A Comparative Analysis for 2D Object Recognition: A Case Study with Tactode Puzzle-Like Tiles.
Daniel Queirós da SilvaArmando Jorge SousaValter CostaPublished in: Journal of imaging (2021)
Object recognition represents the ability of a system to identify objects, humans or animals in images. Within this domain, this work presents a comparative analysis among different classification methods aiming at Tactode tile recognition. The covered methods include: (i) machine learning with HOG and SVM; (ii) deep learning with CNNs such as VGG16, VGG19, ResNet152, MobileNetV2, SSD and YOLOv4; (iii) matching of handcrafted features with SIFT, SURF, BRISK and ORB; and (iv) template matching. A dataset was created to train learning-based methods (i and ii), and with respect to the other methods (iii and iv), a template dataset was used. To evaluate the performance of the recognition methods, two test datasets were built: tactode_small and tactode_big, which consisted of 288 and 12,000 images, holding 2784 and 96,000 regions of interest for classification, respectively. SSD and YOLOv4 were the worst methods for their domain, whereas ResNet152 and MobileNetV2 showed that they were strong recognition methods. SURF, ORB and BRISK demonstrated great recognition performance, while SIFT was the worst of this type of method. The methods based on template matching attained reasonable recognition results, falling behind most other methods.
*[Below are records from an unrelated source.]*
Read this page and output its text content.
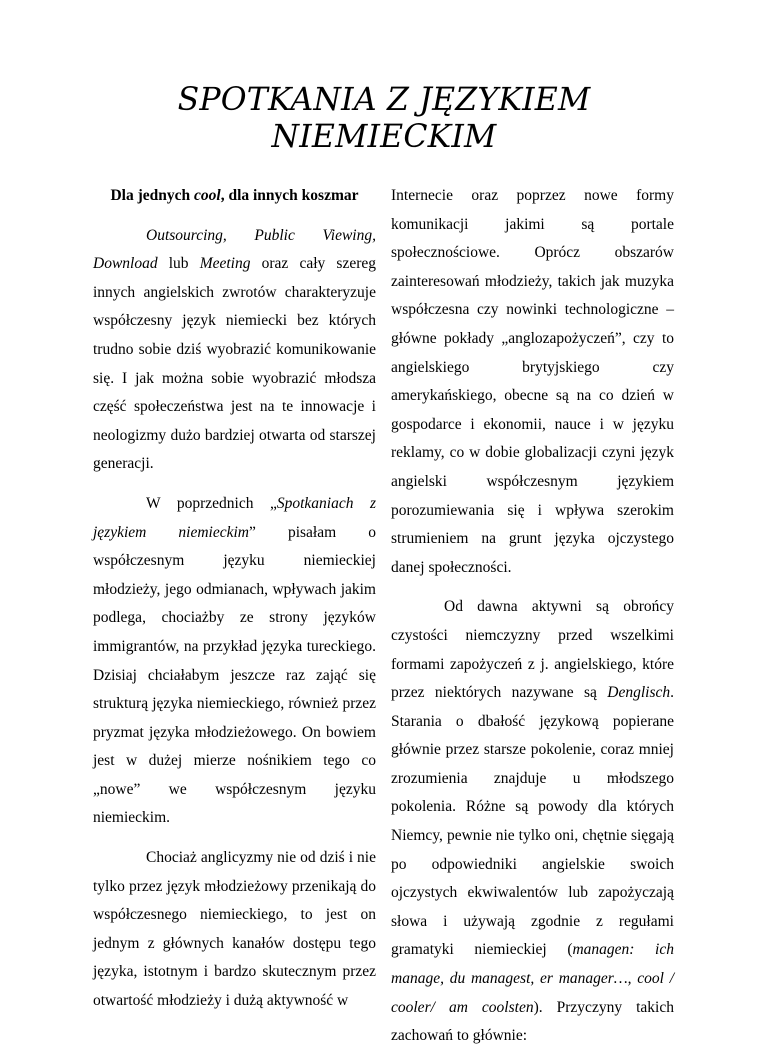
SPOTKANIA Z JĘZYKIEM
NIEMIECKIM

Dla jednych cool, dla innych koszmar

Outsourcing, Public Viewing, Download lub Meeting oraz cały szereg innych angielskich zwrotów charakteryzuje współczesny język niemiecki bez których trudno sobie dziś wyobrazić komunikowanie się. I jak można sobie wyobrazić młodsza część społeczeństwa jest na te innowacje i neologizmy dużo bardziej otwarta od starszej generacji.

W poprzednich „Spotkaniach z językiem niemieckim” pisałam o współczesnym języku niemieckiej młodzieży, jego odmianach, wpływach jakim podlega, chociażby ze strony języków immigrantów, na przykład języka tureckiego. Dzisiaj chciałabym jeszcze raz zająć się strukturą języka niemieckiego, również przez pryzmat języka młodzieżowego. On bowiem jest w dużej mierze nośnikiem tego co „nowe” we współczesnym języku niemieckim.

Chociaż anglicyzmy nie od dziś i nie tylko przez język młodzieżowy przenikają do współczesnego niemieckiego, to jest on jednym z głównych kanałów dostępu tego języka, istotnym i bardzo skutecznym przez otwartość młodzieży i dużą aktywność w

Internecie oraz poprzez nowe formy komunikacji jakimi są portale społecznościowe. Oprócz obszarów zainteresowań młodzieży, takich jak muzyka współczesna czy nowinki technologiczne – główne pokłady „anglozapożyczeń”, czy to angielskiego brytyjskiego czy amerykańskiego, obecne są na co dzień w gospodarce i ekonomii, nauce i w języku reklamy, co w dobie globalizacji czyni język angielski współczesnym językiem porozumiewania się i wpływa szerokim strumieniem na grunt języka ojczystego danej społeczności.

Od dawna aktywni są obrońcy czystości niemczyzny przed wszelkimi formami zapożyczeń z j. angielskiego, które przez niektórych nazywane są Denglisch. Starania o dbałość językową popierane głównie przez starsze pokolenie, coraz mniej zrozumienia znajduje u młodszego pokolenia. Różne są powody dla których Niemcy, pewnie nie tylko oni, chętnie sięgają po odpowiedniki angielskie swoich ojczystych ekwiwalentów lub zapożyczają słowa i używają zgodnie z regułami gramatyki niemieckiej (managen: ich manage, du managest, er manager…, cool / cooler/ am coolsten). Przyczyny takich zachowań to głównie:
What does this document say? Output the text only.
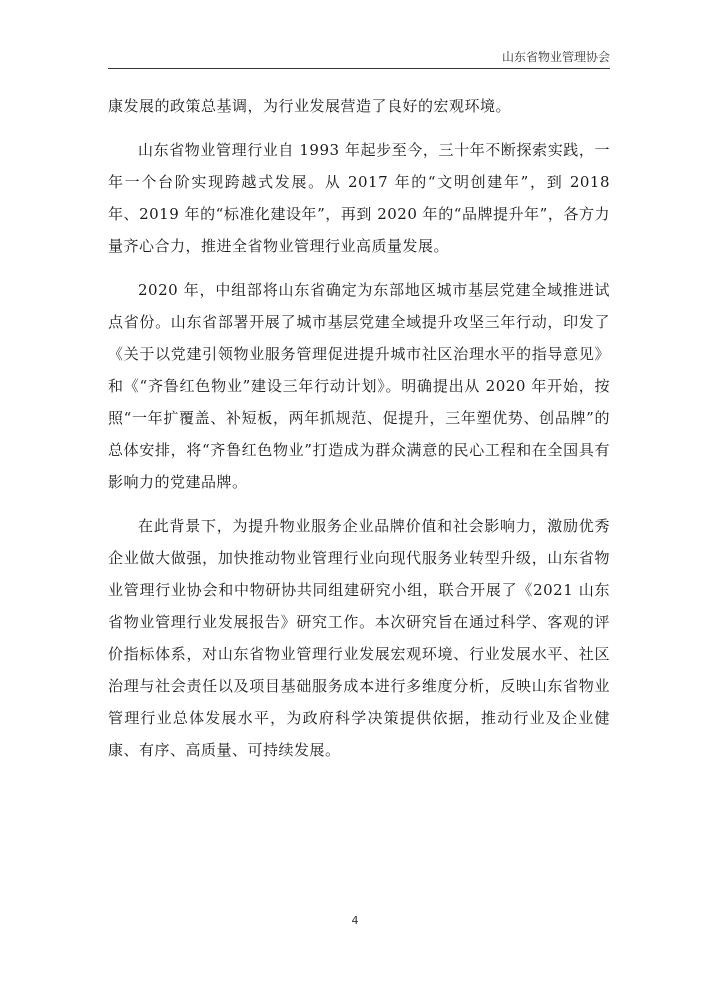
山东省物业管理协会

康发展的政策总基调，为行业发展营造了良好的宏观环境。

山东省物业管理行业自 1993 年起步至今，三十年不断探索实践，一年一个台阶实现跨越式发展。从 2017 年的“文明创建年”，到 2018 年、2019 年的“标准化建设年”，再到 2020 年的“品牌提升年”，各方力量齐心合力，推进全省物业管理行业高质量发展。

2020 年，中组部将山东省确定为东部地区城市基层党建全域推进试点省份。山东省部署开展了城市基层党建全域提升攻坚三年行动，印发了《关于以党建引领物业服务管理促进提升城市社区治理水平的指导意见》和《“齐鲁红色物业”建设三年行动计划》。明确提出从 2020 年开始，按照“一年扩覆盖、补短板，两年抓规范、促提升，三年塑优势、创品牌”的总体安排，将“齐鲁红色物业”打造成为群众满意的民心工程和在全国具有影响力的党建品牌。

在此背景下，为提升物业服务企业品牌价值和社会影响力，激励优秀企业做大做强，加快推动物业管理行业向现代服务业转型升级，山东省物业管理行业协会和中物研协共同组建研究小组，联合开展了《2021 山东省物业管理行业发展报告》研究工作。本次研究旨在通过科学、客观的评价指标体系，对山东省物业管理行业发展宏观环境、行业发展水平、社区治理与社会责任以及项目基础服务成本进行多维度分析，反映山东省物业管理行业总体发展水平，为政府科学决策提供依据，推动行业及企业健康、有序、高质量、可持续发展。

4
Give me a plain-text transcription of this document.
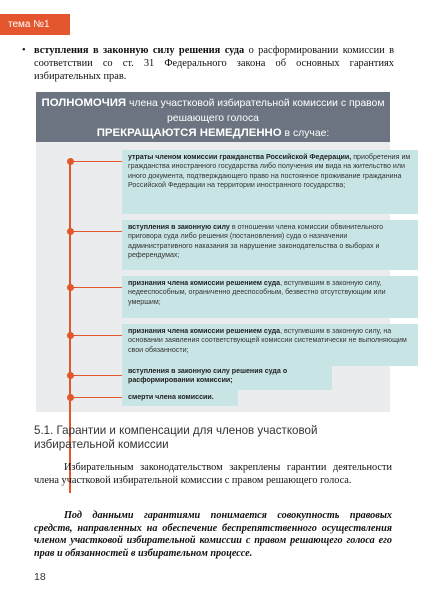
тема №1
• вступления в законную силу решения суда о расформировании комиссии в соответствии со ст. 31 Федерального закона об основных гарантиях избирательных прав.
ПОЛНОМОЧИЯ члена участковой избирательной комиссии с правом решающего голоса
ПРЕКРАЩАЮТСЯ НЕМЕДЛЕННО в случае:
утраты членом комиссии гражданства Российской Федерации, приобретения им гражданства иностранного государства либо получения им вида на жительство или иного документа, подтверждающего право на постоянное проживание гражданина Российской Федерации на территории иностранного государства;
вступления в законную силу в отношении члена комиссии обвинительного приговора суда либо решения (постановления) суда о назначении административного наказания за нарушение законодательства о выборах и референдумах;
признания члена комиссии решением суда, вступившим в законную силу, недееспособным, ограниченно дееспособным, безвестно отсутствующим или умершим;
признания члена комиссии решением суда, вступившим в законную силу, на основании заявления соответствующей комиссии систематически не выполняющим свои обязанности;
вступления в законную силу решения суда о расформировании комиссии;
смерти члена комиссии.
5.1. Гарантии и компенсации для членов участковой избирательной комиссии
Избирательным законодательством закреплены гарантии деятельности члена участковой избирательной комиссии с правом решающего голоса.
Под данными гарантиями понимается совокупность правовых средств, направленных на обеспечение беспрепятственного осуществления членом участковой избирательной комиссии с правом решающего голоса его прав и обязанностей в избирательном процессе.
18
The top three methods of this study were: VGG16 with an accuracy of 99.96% and 99.95% for tactode_small and tactode_big, respectively; VGG19 with an accuracy of 99.96% and 99.68% for the same datasets; and HOG and SVM, which reached an accuracy of 99.93% for tactode_small and 99.86% for tactode_big, while at the same time presenting average execution times of 0.323 s and 0.232 s on the respective datasets, being the fastest method overall. This work demonstrated that VGG16 was the best choice for this case study, since it minimised the misclassifications for both test datasets.